COMMUNIQUE
Depuis la Conférence des Forces Vives de la Nation de Février 1990, le Bénin mène une expérience démocratique qui suscite l’admiration des grandes démocraties et fait des émules partout en Afrique.
Au nombre des avancées démocratiques qui font actuellement école dans certains pays africains figure en bonne place le regroupement, depuis environ trois ans, des principaux partis politiques du Bénin au sein d’un creuset dénommé « Union fait la Nation ». La naissance de ce creuset constitue un bouclier contre la perversion de la démocratie afin de redonner à la politique ses lettres de noblesse. Ce regroupement, fait exceptionnel en Afrique, a réussi à se donner un candidat unique à l’élection présidentielle de mars 2011.
Malheureusement, depuis la réélection contestée du Président Boni YAYI en mars 2011, le Comité des Cadres et Personnes Ressources pour la Consolidation des Acquis Démocratiques (CCPR-CAD) et le Groupe de Réflexion, d’Initiatives et d’Actions (GRIA) constatent avec regret qu’un parti membre de l’UN, notamment la Renaissance du Bénin (RB) ne cesse de poser des actes qui menacent dangereusement la cohésion du groupe.
C’est ainsi que, sous le prétexte de répondre à la main tendue du Chef de l’Etat, la RB a négocié et obtenu les postes de deuxième vice-président de l’Assemblée Nationale et de Ministre de l’Environnement de l’Habitat et de l’Urbanisme au sein du premier gouvernement de Boni YAYI 2, sans concertation ni discussion avec les autres composantes de l’UN.

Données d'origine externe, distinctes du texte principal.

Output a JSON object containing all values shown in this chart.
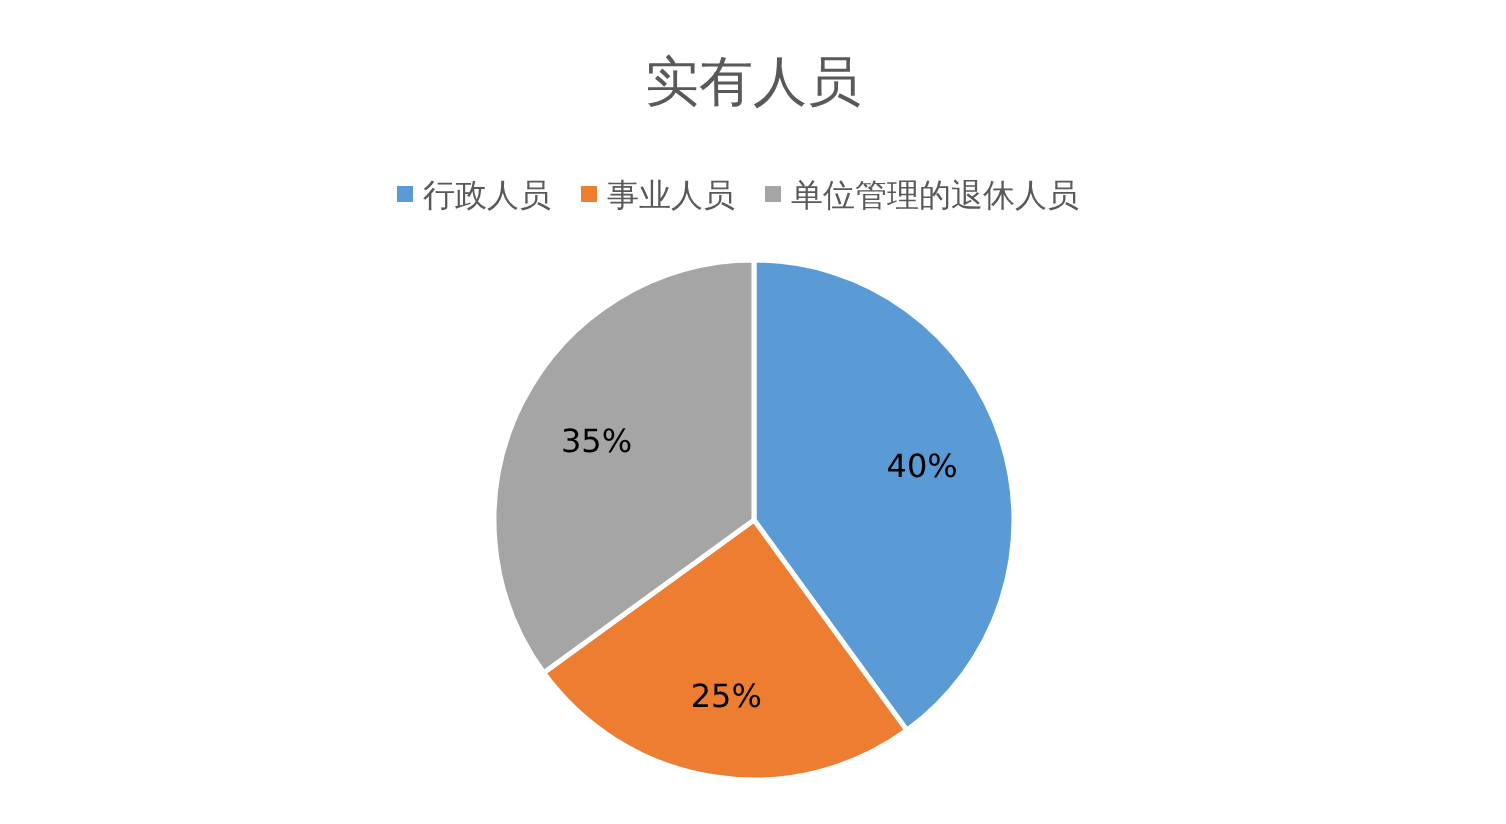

Ce comportement politique consistant à prendre des libertés vis-à-vis des textes, de l’esprit et des objectifs de l’Union constitue un acte grave et participe de la perversion de la démocratie. C’est pourquoi le CCPR-GRIA :
Invite la Renaissance du Bénin et particulièrement son Président d’honneur, M. Nicéphore SOGLO, ainsi que sa Présidente fondatrice à prendre leur responsabilité historique. Ils ne peuvent entériner l’assassinat de l’espoir de tout un peuple, car l’Union fait la Nation est désormais un patrimoine collectif que personne n’a le droit de saborder. Ils doivent faire un choix clair entre leur camp naturel et d’origine, qui demeure l’Union fait la Nation, et la Mouvance Présidentielle de M. Boni YAYI ;
Encourage le Président de l’UN, M. Bruno AMOUSSOU, à maintenir ferme le gouvernail et à poursuivre sans désemparer l’œuvre de consolidation de ce regroupement que de nombreux démocrates apprécient, tant au plan national qu’international ;
Assure de tout son soutien moral le candidat unique de l’Union fait la Nation, Me Adrien HOUNGBEDJI, suite aux manœuvres qui l’ont privé de sa victoire à la dernière élection présidentielle. Au-delà de ces événements de mars 2011, il lui incombe plus que jamais la responsabilité politique d’user de toute son aura et de toute sa stature d’homme d’Etat pour assurer viabilité et pérennité à cette Union à laquelle il a si fermement cru et travaillé ;
Demande à tous les autres membres de la Conférence des Présidents de l’UN de rester soudés autour de ce « bébé » qui, quoiqu’on dise, demeure une contribution majeure du Bénin à la démocratie en Afrique.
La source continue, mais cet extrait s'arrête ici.